Crédit photo Creative Commons K. D. Schroeder

Contrairement aux femmes, les hommes disposent de peu de moyens de contraception. La vasectomie est l’un de ces moyens, qui présente toutefois la particularité, par rapport aux autres moyens de contraception possibles, de consister en une stérilisation qui peut être irréversible.

Une intervention chirurgicale simple

Légale en France pour les personnes majeures depuis 2001, où elle reste bien moins répandue qu’aux États-Unis, au Canada ou en Grande-Bretagne par exemple, la vasectomie est une intervention chirurgicale généralement sous anesthésie locale, qui dure une vingtaine de minutes.

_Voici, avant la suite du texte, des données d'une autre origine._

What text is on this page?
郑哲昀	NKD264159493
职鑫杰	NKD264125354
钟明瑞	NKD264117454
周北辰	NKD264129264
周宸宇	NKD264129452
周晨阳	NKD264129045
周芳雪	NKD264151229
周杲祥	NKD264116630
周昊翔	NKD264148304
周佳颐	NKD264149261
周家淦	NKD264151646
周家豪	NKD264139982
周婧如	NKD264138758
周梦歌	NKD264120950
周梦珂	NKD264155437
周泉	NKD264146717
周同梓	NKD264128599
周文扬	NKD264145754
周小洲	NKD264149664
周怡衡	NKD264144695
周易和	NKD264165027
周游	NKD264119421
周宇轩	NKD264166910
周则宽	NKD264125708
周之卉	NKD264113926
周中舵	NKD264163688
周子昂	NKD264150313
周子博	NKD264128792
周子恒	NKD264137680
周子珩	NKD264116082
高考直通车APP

Elle consiste, selon diverses techniques possibles (ligature, excision, cautérisation…), à obstruer les canaux déférents. Ces derniers transportent habituellement les spermatozoïdes produits par les testicules vers la prostate et les vésicules séminales. L’occlusion de ces canaux empêchent alors l’acheminement des spermatozoïdes.

Après l’opération, il faut compter trois à quatre mois pour que les spermatozoïdes qui logeaient dans les canaux déférents avant l’intervention soient évacués suite à des éjaculations répétées. Pour s’assurer de l’absence totale de spermatozoïdes, il faut réaliser une analyse du sperme en laboratoire (spermogramme).

Quels impacts sur la sexualité ?

Si la vasectomie affecte la fécondité, elle n’affecte pas organo-physiologiquement la sexualité. Ainsi, elle ne consiste pas en une castration (les testicules ne sont pas concernées par l’opération), le fonctionnement de l’érection n’est pas touché, et l’homme opéré continue d’éjaculer. Seulement, son éjaculation est dépourvue de spermatozoïdes. Elle continue en revanche d’être constituée d’autres sécrétions du sperme, qui composent habituellement le milieu nourricier des spermatozoïdes (sécrétions des glandes de Cowper, sécrétions prostatiques, liquide des vésicules séminales).

Un impact psychologique est possible, selon les hommes. Certains hommes peuvent se sentir atteints dans leur virilité, associant faussement la vasectomie à une forme de castration. D’autres en revanche se sentiront mieux dans leur sexualité, ne vivant plus avec l’angoisse de la fécondation non désirée.

Une stérilisation irréversible ?

La vasectomie peut être considérée comme irréversible, dans la mesure où l’intervention sur les canaux déférents ne peut être annulée. Toutefois, une intervention chirurgicale qui consiste à « recoudre » ou reperméabiliser les canaux est possible. Celle-ci s’appelle la vaso-vasostomie. L’efficacité de cette opération dépend de multiples facteurs, comme l’âge, la technique de vasectomie employée, le nombre d’années qui séparent la vaso-vasostomie de la vasectomie. Selon le document de synthèse sur l’évaluation des techniques de stérilisation publié en 2005 par la Haute Autorité de Santé française (HAS), le taux de grossesse après une vaso-vasostomie se situe entre 40 et 50% seulement. Il est donc préférable d’être sûr de son choix. La conservation de sperme avant l’intervention peut également être envisagée pour une éventuelle fécondation in vitro ultérieure.